What is the proper way to ensure a custom property gets serialized?

We have added a custom property to enable/disable some custom pre-save logic during the save of the entity on the server (using .NET Remoting between client/server).

[Browsable(false)]
[DefaultValue(false)]
pubilc bool DisableCustomSaveLogic {get; set;}

(this allows us to bypass some extensive custom business logic when doing imports from external systems)

It seems that when we pass a single entity across the remoting wire, the property is correctly serialized/deserialized. However, when passing it as part of a EntityCollection<T> or UnitOfWork the property always has the default value when it is deserialized. In other words, it is not be serialized/deserialized in this case.

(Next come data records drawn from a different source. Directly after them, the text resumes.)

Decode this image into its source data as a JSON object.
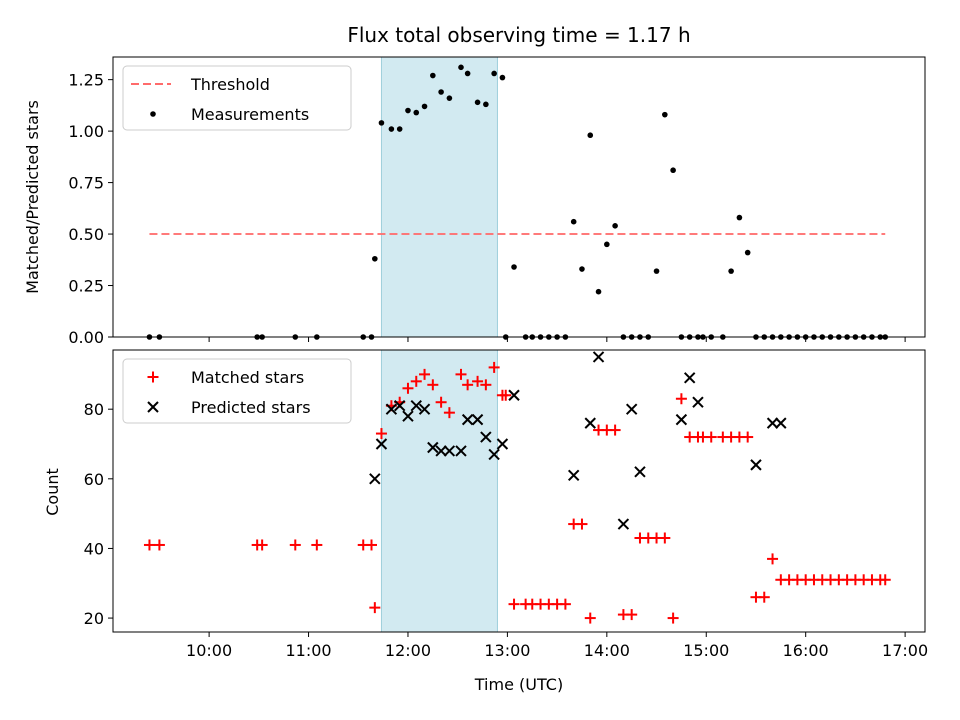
{
  "chart_data": [
    {
      "type": "scatter",
      "title": "Flux total observing time = 1.17 h",
      "xlabel": "",
      "ylabel": "Matched/Predicted stars",
      "xlim": [
        "09:02",
        "17:12"
      ],
      "ylim": [
        0,
        1.36
      ],
      "yticks": [
        "0.00",
        "0.25",
        "0.50",
        "0.75",
        "1.00",
        "1.25"
      ],
      "ytick_values": [
        0,
        0.25,
        0.5,
        0.75,
        1.0,
        1.25
      ],
      "legend_position": "upper-left",
      "highlight_span": [
        "11:44",
        "12:54"
      ],
      "highlight_color": "#add8e6",
      "series": [
        {
          "name": "Threshold",
          "kind": "dashed-line",
          "color": "#ff6b6b",
          "x": [
            "09:24",
            "16:48"
          ],
          "y": [
            0.5,
            0.5
          ]
        },
        {
          "name": "Measurements",
          "kind": "points",
          "color": "#000000",
          "x": [
            "09:24",
            "09:30",
            "10:29",
            "10:32",
            "10:52",
            "11:05",
            "11:33",
            "11:38",
            "11:40",
            "11:44",
            "11:50",
            "11:55",
            "12:00",
            "12:05",
            "12:10",
            "12:15",
            "12:20",
            "12:25",
            "12:32",
            "12:36",
            "12:42",
            "12:47",
            "12:52",
            "12:57",
            "12:59",
            "13:04",
            "13:11",
            "13:15",
            "13:20",
            "13:25",
            "13:30",
            "13:35",
            "13:40",
            "13:45",
            "13:50",
            "13:55",
            "14:00",
            "14:05",
            "14:10",
            "14:15",
            "14:20",
            "14:25",
            "14:30",
            "14:35",
            "14:40",
            "14:45",
            "14:50",
            "14:55",
            "14:58",
            "15:03",
            "15:10",
            "15:15",
            "15:20",
            "15:25",
            "15:30",
            "15:35",
            "15:40",
            "15:45",
            "15:50",
            "15:55",
            "16:00",
            "16:05",
            "16:10",
            "16:15",
            "16:20",
            "16:25",
            "16:30",
            "16:35",
            "16:40",
            "16:45",
            "16:48"
          ],
          "y": [
            0,
            0,
            0,
            0,
            0,
            0,
            0,
            0,
            0.38,
            1.04,
            1.01,
            1.01,
            1.1,
            1.09,
            1.12,
            1.27,
            1.19,
            1.16,
            1.31,
            1.28,
            1.14,
            1.13,
            1.28,
            1.26,
            0,
            0.34,
            0,
            0,
            0,
            0,
            0,
            0,
            0.56,
            0.33,
            0.98,
            0.22,
            0.45,
            0.54,
            0,
            0,
            0,
            0,
            0.32,
            1.08,
            0.81,
            0,
            0,
            0,
            0,
            0,
            0,
            0.32,
            0.58,
            0.41,
            0,
            0,
            0,
            0,
            0,
            0,
            0,
            0,
            0,
            0,
            0,
            0,
            0,
            0,
            0,
            0,
            0
          ]
        }
      ]
    },
    {
      "type": "scatter",
      "title": "",
      "xlabel": "Time (UTC)",
      "ylabel": "Count",
      "xlim": [
        "09:02",
        "17:12"
      ],
      "ylim": [
        16,
        97
      ],
      "yticks": [
        "20",
        "40",
        "60",
        "80"
      ],
      "ytick_values": [
        20,
        40,
        60,
        80
      ],
      "xticks": [
        "10:00",
        "11:00",
        "12:00",
        "13:00",
        "14:00",
        "15:00",
        "16:00",
        "17:00"
      ],
      "legend_position": "upper-left",
      "highlight_span": [
        "11:44",
        "12:54"
      ],
      "highlight_color": "#add8e6",
      "series": [
        {
          "name": "Matched stars",
          "kind": "plus",
          "color": "#ff0000",
          "x": [
            "09:24",
            "09:30",
            "10:29",
            "10:32",
            "10:52",
            "11:05",
            "11:33",
            "11:38",
            "11:40",
            "11:44",
            "11:50",
            "11:55",
            "12:00",
            "12:05",
            "12:10",
            "12:15",
            "12:20",
            "12:25",
            "12:32",
            "12:36",
            "12:42",
            "12:47",
            "12:52",
            "12:57",
            "12:59",
            "13:04",
            "13:11",
            "13:15",
            "13:20",
            "13:25",
            "13:30",
            "13:35",
            "13:40",
            "13:45",
            "13:50",
            "13:55",
            "14:00",
            "14:05",
            "14:10",
            "14:15",
            "14:20",
            "14:25",
            "14:30",
            "14:35",
            "14:40",
            "14:45",
            "14:50",
            "14:55",
            "14:58",
            "15:03",
            "15:10",
            "15:15",
            "15:20",
            "15:25",
            "15:30",
            "15:35",
            "15:40",
            "15:45",
            "15:50",
            "15:55",
            "16:00",
            "16:05",
            "16:10",
            "16:15",
            "16:20",
            "16:25",
            "16:30",
            "16:35",
            "16:40",
            "16:45",
            "16:48"
          ],
          "y": [
            41,
            41,
            41,
            41,
            41,
            41,
            41,
            41,
            23,
            73,
            81,
            82,
            86,
            88,
            90,
            87,
            82,
            79,
            90,
            87,
            88,
            87,
            92,
            84,
            84,
            24,
            24,
            24,
            24,
            24,
            24,
            24,
            47,
            47,
            20,
            74,
            74,
            74,
            21,
            21,
            43,
            43,
            43,
            43,
            20,
            83,
            72,
            72,
            72,
            72,
            72,
            72,
            72,
            72,
            26,
            26,
            37,
            31,
            31,
            31,
            31,
            31,
            31,
            31,
            31,
            31,
            31,
            31,
            31,
            31,
            31
          ]
        },
        {
          "name": "Predicted stars",
          "kind": "cross",
          "color": "#000000",
          "x": [
            "11:40",
            "11:44",
            "11:50",
            "11:55",
            "12:00",
            "12:05",
            "12:10",
            "12:15",
            "12:20",
            "12:25",
            "12:32",
            "12:36",
            "12:42",
            "12:47",
            "12:52",
            "12:57",
            "13:04",
            "13:40",
            "13:50",
            "13:55",
            "14:10",
            "14:15",
            "14:20",
            "14:45",
            "14:50",
            "14:55",
            "15:30",
            "15:40",
            "15:45"
          ],
          "y": [
            60,
            70,
            80,
            81,
            78,
            81,
            80,
            69,
            68,
            68,
            68,
            77,
            77,
            72,
            67,
            70,
            84,
            61,
            76,
            95,
            47,
            80,
            62,
            77,
            89,
            82,
            64,
            76,
            76
          ]
        }
      ]
    }
  ]
}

We are using SerializationOptimization.Fast

I've tried various approaches using the OnGetObjectData/OnDeserialized. Also I have tried using CustomXmlSerializationAttribute and overriding PerformCustomXmlDeserialization/PerformCustomXmlSerialization, with no success so far... although I couldn't find a good example of this, so perhaps I didn't do it correctly.

Can you tell me the proper way to make sure this property gets serialized correctly in both scenarios (simply passing the entity across, as well as part of a collection/uow)?

LLBLGen 2.6, Adapter (with manager templates), .NET 4.0, SQL Server 2005+

daelmo avatar
daelmo
Support Team
Posts: 8245
Joined: 28-Nov-2005
# Posted on: 12-Apr-2012 20:59:02   

It's in the docs. You need to use Des/SerializeOwnedData.

If you still experience problems please post more info (http://www.llblgen.com/TinyForum/Messages.aspx?ThreadID=7722).

David Elizondo | LLBLGen Support Team
rbrown
User
Posts: 36
Joined: 11-Jun-2008
# Posted on: 12-Apr-2012 23:19:05   

Ah yes! Sorry I guess I missed it in the docs originally. This works:

        protected override void SerializeOwnedData(SerializationWriter writer, object context)
        {
            base.SerializeOwnedData(writer, context);
            writer.Write(DisableCustomSaveLogic );
        }

        protected override void DeserializeOwnedData(SerializationReader reader, object context)
        {
            base.DeserializeOwnedData(reader, context);
            DisableCustomSaveLogic  = reader.ReadBoolean();
        }

Follow up question for version tolerance:

Is there an easy way to check for existence there before attempting to read from the SerializationReader? My app is a distributed client/server app, so there is inevitably going to be a period of time where the client(s) and server are not running the same version of my code. Do you have any suggestions for how to handle this gracefully? (e.g. new server expects custom property, but old client did not send it)

Something like this pseudocode:

        if( reader CONTAINS DisableCustomSaveLogic )
                DisableCustomSaveLogic = reader.ReadBoolean();

Thanks!

Walaa avatar
Walaa
Support Team
Posts: 14995
Joined: 21-Aug-2005
# Posted on: 13-Apr-2012 10:03:10   

This is a Design question, and personaly I recommend the approach mentioned here: http://stackoverflow.com/questions/10011690/client-compatibility-check-management

It's up to you whether the client passes its version info to the server on the start of a session, or with every call (not recommended). Or the server can ask for the client's version when needed.

Another approach, is for the client to check for the server version before calling specific methods.